E, no final, ficámos a ver Dona Patrícia e Sam a contemplarem o fogo-de-artifício comemorativo do “Festival da Lua”. Antes houvera a “Festa de Celebração da Família” e todos se divertiram também, evocando Winston, que era assim que ele gostaria. Sue e Conrad também se alegraram, como jovens que são, e futura família a constituir. E Kang e a mulher também deram azo à sua expansão comemorativa.

Sam lembrava a sua amada Claire, que se preparava para partir.

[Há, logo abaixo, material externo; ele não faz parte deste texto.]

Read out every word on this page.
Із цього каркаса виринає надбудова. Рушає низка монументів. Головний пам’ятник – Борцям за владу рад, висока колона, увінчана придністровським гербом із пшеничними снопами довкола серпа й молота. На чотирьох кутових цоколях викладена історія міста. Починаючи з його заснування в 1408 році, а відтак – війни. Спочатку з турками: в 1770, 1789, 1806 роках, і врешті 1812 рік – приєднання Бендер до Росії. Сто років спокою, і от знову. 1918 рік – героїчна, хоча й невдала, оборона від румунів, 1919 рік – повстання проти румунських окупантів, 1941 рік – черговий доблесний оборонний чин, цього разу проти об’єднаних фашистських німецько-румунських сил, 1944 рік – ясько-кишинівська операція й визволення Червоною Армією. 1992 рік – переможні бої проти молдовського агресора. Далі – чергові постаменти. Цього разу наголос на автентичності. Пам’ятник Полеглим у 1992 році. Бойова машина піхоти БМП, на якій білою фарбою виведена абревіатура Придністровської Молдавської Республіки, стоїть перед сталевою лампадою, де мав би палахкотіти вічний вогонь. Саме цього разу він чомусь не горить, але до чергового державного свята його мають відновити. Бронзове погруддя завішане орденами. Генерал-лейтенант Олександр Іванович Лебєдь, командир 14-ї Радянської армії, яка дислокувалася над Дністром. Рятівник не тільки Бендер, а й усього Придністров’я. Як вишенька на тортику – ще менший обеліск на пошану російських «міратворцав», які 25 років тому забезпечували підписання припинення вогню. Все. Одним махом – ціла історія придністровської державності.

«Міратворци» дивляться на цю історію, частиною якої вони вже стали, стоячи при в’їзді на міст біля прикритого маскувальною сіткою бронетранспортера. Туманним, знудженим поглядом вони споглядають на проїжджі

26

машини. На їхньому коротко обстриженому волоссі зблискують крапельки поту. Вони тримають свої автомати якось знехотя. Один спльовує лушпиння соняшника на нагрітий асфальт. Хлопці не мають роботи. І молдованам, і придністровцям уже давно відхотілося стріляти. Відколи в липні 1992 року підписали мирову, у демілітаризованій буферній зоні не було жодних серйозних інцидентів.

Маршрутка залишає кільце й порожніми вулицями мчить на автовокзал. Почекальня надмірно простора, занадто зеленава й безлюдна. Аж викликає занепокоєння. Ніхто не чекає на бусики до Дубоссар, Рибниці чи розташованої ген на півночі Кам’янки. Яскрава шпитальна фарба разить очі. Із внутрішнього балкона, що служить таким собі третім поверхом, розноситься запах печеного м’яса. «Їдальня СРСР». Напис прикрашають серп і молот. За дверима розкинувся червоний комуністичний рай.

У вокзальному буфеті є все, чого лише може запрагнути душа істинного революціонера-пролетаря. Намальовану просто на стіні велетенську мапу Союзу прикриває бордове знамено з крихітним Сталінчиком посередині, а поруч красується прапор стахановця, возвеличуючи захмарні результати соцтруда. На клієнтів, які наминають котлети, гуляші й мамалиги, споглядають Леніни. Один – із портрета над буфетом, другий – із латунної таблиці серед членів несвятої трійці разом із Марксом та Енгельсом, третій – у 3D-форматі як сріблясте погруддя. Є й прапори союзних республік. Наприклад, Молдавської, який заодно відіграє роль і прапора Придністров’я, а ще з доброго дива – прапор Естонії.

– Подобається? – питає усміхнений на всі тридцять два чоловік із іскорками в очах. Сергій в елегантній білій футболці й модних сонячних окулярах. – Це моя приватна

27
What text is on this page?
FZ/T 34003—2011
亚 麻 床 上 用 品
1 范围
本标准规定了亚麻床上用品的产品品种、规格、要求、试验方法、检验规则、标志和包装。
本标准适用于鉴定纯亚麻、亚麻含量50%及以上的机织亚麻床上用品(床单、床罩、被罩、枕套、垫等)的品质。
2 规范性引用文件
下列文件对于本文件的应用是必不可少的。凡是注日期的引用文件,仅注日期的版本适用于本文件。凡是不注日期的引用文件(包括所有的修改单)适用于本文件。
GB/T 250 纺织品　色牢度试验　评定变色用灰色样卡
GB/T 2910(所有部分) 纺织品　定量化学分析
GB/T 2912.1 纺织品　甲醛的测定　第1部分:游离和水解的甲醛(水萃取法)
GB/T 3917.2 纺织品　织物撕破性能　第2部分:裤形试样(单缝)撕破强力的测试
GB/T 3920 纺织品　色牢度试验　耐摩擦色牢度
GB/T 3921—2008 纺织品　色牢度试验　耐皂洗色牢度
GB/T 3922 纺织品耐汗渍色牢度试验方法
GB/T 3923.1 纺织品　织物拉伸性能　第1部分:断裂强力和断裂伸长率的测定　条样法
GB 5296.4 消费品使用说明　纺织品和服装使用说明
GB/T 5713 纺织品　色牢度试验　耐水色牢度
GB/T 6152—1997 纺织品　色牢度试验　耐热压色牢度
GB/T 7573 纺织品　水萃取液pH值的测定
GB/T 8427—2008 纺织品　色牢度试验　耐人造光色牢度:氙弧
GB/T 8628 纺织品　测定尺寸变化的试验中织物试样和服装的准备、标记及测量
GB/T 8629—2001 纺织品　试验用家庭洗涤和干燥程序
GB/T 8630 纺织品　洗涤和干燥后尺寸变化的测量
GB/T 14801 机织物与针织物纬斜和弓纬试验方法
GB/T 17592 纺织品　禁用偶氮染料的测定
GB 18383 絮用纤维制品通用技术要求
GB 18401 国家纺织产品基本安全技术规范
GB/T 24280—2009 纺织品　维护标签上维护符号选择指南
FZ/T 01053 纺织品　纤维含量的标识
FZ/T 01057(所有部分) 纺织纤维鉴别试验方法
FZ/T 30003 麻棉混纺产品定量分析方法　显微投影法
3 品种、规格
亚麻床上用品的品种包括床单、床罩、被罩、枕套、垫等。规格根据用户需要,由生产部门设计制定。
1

Por ordem de Dona Patrícia, foi despedir-se dela, na esperança de a trazer para o seu quartinho de Chinatown.

 

Ilusão a dele, que a moça, apesar das juras de amor eterno de ambos, face às expectáveis mordomias do marido, Frank, não teve dificuldade em escolher, apesar de algumas hesitações dos guionistas, para nos deixarem nalgum suspense.

Já o carrão do marido a seguir viagem e ela planta-se na sua frente. Parado este, seguem ambos a caminho do barco que os levará para a Europa.

Boa viagem!

 

Quem também estará de viagem será Mrº Miller, do M16, que com a ajuda preciosa, mas traiçoeira, de Harrison Conrad, que lhe terá fornecido dados sobre o Vietname, conseguiu ser transferido para Washington. Certamente também promovido, pelo menos para melhor posto!

 

Em contrapartida, que isto são os alcatruzes da nora, uns sobem, outros descem e o chefe da CIA, Wild Bill, também foi chamado para os EUA, mas não me pareceu que pelas melhores razões. Que ele apercebeu-se da “traição” de Conrad, provavelmente não a podendo provar, mas deixou-lhe profecia: “Quem semeia ventos, colhe tempestades…” e interpelação: “O que vê quando se olha ao espelho, Harrison?”

 

Mas deixemo-nos desta considerações proféticas e interpelativas, que ainda nos falta dizer que quem contratou Mrº Winston Cheng no trabalho de investigação foi o irmão do empresário de amores frustrados, o professor, ligado aos sindicatos e que está preso por esse motivo, mas que foi uma ajuda preciosa para os investigadores da Agência. Indicou que só o irmão saberia exatamente quem matara e porque mandara matar Mrº Winston.

E Sam e Kang souberam e também assistiram à morte macabra do empresário, que foi decapitado, na frente de ambos, pelo assassino cruel e sanguinário, Lee Kim Fong.

 

(...)

 

E por aqui me fico. Que fica muito por contar.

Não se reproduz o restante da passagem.